6. According to the 1st Defendant’s Valuer, the 2nd Defendant has also reviewed its land acquisition requirements and forwarded to the 1st Defendant a revised schedule and acquisition plan for the project; that L.R. No. 10426/30 is among the parcels of land that the 2nd Defendant has amended in its schedule and that the 2nd Defendant has instructed the 1st Defendant to publish a corrigenda that will reflect the amendment.

7. The Plaintiff’s advocate submitted that if the suit property is compulsorily acquired, then the Plaintiff is entitled to compensation; that the 1st and 2nd Defendants trespassed and that the actions of the Respondents is unconstitutional.  The Respondents’ advocate did not file submissions.

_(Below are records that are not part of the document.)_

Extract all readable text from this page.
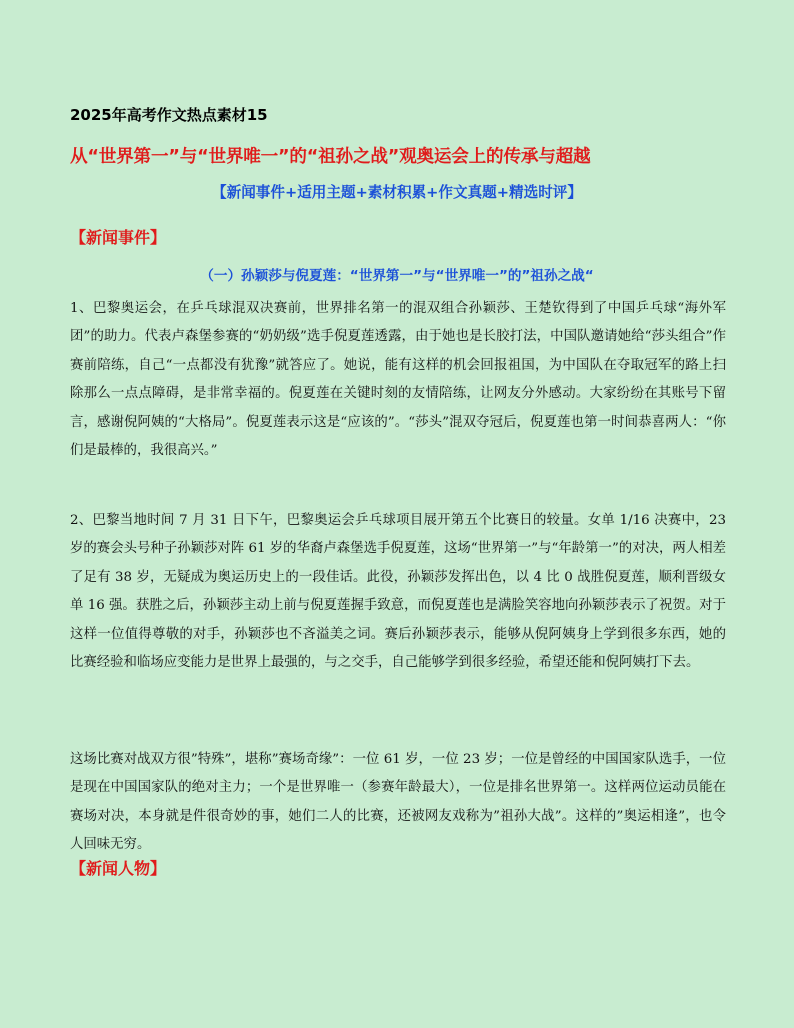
2025年高考作文热点素材15
从“世界第一”与“世界唯一”的“祖孙之战”观奥运会上的传承与超越
【新闻事件+适用主题+素材积累+作文真题+精选时评】
【新闻事件】
（一）孙颖莎与倪夏莲：“世界第一”与“世界唯一”的”祖孙之战“

1、巴黎奥运会，在乒乓球混双决赛前，世界排名第一的混双组合孙颖莎、王楚钦得到了中国乒乓球“海外军团”的助力。代表卢森堡参赛的“奶奶级”选手倪夏莲透露，由于她也是长胶打法，中国队邀请她给“莎头组合”作赛前陪练，自己“一点都没有犹豫”就答应了。她说，能有这样的机会回报祖国，为中国队在夺取冠军的路上扫除那么一点点障碍，是非常幸福的。倪夏莲在关键时刻的友情陪练，让网友分外感动。大家纷纷在其账号下留言，感谢倪阿姨的“大格局”。倪夏莲表示这是“应该的”。“莎头”混双夺冠后，倪夏莲也第一时间恭喜两人：“你们是最棒的，我很高兴。”

2、巴黎当地时间 7 月 31 日下午，巴黎奥运会乒乓球项目展开第五个比赛日的较量。女单 1/16 决赛中，23 岁的赛会头号种子孙颖莎对阵 61 岁的华裔卢森堡选手倪夏莲，这场“世界第一”与“年龄第一”的对决，两人相差了足有 38 岁，无疑成为奥运历史上的一段佳话。此役，孙颖莎发挥出色，以 4 比 0 战胜倪夏莲，顺利晋级女单 16 强。获胜之后，孙颖莎主动上前与倪夏莲握手致意，而倪夏莲也是满脸笑容地向孙颖莎表示了祝贺。对于这样一位值得尊敬的对手，孙颖莎也不吝溢美之词。赛后孙颖莎表示，能够从倪阿姨身上学到很多东西，她的比赛经验和临场应变能力是世界上最强的，与之交手，自己能够学到很多经验，希望还能和倪阿姨打下去。

这场比赛对战双方很”特殊”，堪称”赛场奇缘”：一位 61 岁，一位 23 岁；一位是曾经的中国国家队选手，一位是现在中国国家队的绝对主力；一个是世界唯一（参赛年龄最大），一位是排名世界第一。这样两位运动员能在赛场对决，本身就是件很奇妙的事，她们二人的比赛，还被网友戏称为”祖孙大战”。这样的”奥运相逢”，也令人回味无穷。

【新闻人物】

8. It is not in dispute that the Plaintiff is the registered owner of the suit property.  According to the Plaintiff, the Defendants have earmarked a portion of the suit property for the expansion of the road network, and that no acquisition notice has been served on it.

9. The 1st Defendant has acknowledged that initially, it had instructions from the 2nd Defendant to compulsorily acquire the suit land. However, due to the change of the road design, the acquisition of the Plaintiff’s land has been shelved.

10. The Plaintiff has exhibited the survey Report showing the extent of the suit property that was to be acquired by the Defendants. If that is so, the Plaintiff’s only recourse is to sue for compensation.

11. I say so because under Article 40 of the Constitution, the Defendants, while exercising the power of Eminent Domain, can acquire private land for public use. The Constitution requires that upon such acquisition, the Plaintiff will be entitled to prompt compensation.

12. Considering that the acquisition for private land by the Defendants is allowed by the law, the said process cannot be stopped by this court.  The Plaintiff’s claim is only limited to compensation, which it should pursue in the main suit.

13. For those reasons, I disallow the Application dated 30th July,2019 but with no order as to costs.

DATED, DELIVERED AND SIGNED IN MACHAKOS THIS 15TH DAY OF MAY, 2020.